BIOLOGIA MOLECOLARE DEL GENE/MOLECULAR BIOLOGY OF THE GENE (Sixth Edition)
Zanichelli/CSHL Press; Pearson/Benjamin Cummings Publishers
Ptashne M., Gann A. "GENES AND SIGNALS", Ed. Zanichelli
Reviews, selected articles and powerpoint presentations from companies in the field of Chemogenomics, which will be made available to the students in an electronic format.
The course is mainly based on lectures, but also includes exercises, the examination/discussion of original scientific articles and examples of data analysis.

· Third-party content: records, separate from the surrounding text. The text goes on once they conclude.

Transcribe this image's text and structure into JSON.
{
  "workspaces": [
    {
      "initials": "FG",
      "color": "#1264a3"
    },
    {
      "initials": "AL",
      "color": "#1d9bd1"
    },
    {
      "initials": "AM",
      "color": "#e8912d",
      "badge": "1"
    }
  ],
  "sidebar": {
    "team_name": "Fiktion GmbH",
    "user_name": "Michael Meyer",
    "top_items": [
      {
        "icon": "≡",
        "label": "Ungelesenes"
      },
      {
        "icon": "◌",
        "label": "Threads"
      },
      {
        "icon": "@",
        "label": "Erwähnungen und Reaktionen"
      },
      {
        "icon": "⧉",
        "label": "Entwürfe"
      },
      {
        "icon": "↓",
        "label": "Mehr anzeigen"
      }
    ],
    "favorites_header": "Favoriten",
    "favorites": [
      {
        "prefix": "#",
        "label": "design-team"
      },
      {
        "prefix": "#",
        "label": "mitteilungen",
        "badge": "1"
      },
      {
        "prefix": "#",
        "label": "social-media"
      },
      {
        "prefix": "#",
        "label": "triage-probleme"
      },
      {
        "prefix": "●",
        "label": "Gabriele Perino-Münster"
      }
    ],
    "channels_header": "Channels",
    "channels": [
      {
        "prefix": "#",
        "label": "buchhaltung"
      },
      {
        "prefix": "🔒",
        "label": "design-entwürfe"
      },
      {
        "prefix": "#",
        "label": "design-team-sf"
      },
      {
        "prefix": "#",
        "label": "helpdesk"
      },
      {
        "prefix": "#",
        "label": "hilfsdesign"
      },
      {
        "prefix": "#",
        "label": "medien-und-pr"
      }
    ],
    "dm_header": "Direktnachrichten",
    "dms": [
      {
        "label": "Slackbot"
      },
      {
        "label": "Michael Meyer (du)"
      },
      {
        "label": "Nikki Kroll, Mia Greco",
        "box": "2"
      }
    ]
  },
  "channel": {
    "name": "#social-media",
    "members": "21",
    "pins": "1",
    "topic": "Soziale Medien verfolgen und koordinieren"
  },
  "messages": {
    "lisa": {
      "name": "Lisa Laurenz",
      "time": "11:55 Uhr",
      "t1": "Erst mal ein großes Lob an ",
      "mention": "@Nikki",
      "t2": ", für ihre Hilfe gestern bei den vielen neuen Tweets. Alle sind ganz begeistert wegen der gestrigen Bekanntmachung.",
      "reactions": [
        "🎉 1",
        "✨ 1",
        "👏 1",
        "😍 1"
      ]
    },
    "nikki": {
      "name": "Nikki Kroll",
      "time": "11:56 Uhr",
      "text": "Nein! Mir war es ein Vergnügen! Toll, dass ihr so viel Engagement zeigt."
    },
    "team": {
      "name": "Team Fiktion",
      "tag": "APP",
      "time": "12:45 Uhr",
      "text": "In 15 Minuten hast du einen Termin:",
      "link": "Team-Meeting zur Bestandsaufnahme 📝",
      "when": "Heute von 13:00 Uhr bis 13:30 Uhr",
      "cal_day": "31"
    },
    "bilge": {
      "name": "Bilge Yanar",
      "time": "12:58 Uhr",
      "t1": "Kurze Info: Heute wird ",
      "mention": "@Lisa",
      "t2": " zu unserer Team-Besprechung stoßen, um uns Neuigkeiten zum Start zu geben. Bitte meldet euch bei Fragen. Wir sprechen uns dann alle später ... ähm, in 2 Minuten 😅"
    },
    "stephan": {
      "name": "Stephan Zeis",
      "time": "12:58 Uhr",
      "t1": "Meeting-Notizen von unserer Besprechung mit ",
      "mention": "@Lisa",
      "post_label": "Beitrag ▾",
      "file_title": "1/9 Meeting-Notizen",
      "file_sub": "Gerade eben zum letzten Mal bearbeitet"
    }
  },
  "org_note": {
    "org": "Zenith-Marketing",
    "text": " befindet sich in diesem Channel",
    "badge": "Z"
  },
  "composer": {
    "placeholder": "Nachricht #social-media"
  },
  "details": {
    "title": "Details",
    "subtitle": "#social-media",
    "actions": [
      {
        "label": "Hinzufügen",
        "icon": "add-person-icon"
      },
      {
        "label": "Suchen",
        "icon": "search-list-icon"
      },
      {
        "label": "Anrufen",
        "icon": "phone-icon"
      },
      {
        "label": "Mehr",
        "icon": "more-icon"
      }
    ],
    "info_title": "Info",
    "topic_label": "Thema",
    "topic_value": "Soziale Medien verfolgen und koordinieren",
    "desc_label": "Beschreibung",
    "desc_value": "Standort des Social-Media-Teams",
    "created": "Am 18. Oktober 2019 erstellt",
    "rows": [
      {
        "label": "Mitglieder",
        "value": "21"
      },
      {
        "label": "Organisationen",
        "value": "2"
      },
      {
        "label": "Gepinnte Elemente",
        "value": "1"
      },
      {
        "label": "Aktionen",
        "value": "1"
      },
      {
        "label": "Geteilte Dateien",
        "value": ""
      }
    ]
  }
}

Assessment methods and criteria
Evaluation of the expected learning achievements will be based on an oral examination that will also include the discussion of specific regulatory schemes, application examples/case-studies and discovery strategies presented in the course. This will allow a detailed evaluation of the theoretical and practical knowledge on the various genetic information transfer/elaboration processes illustrated in the course as well as the ability to apply such knowledge to address and solve specific experimental problems.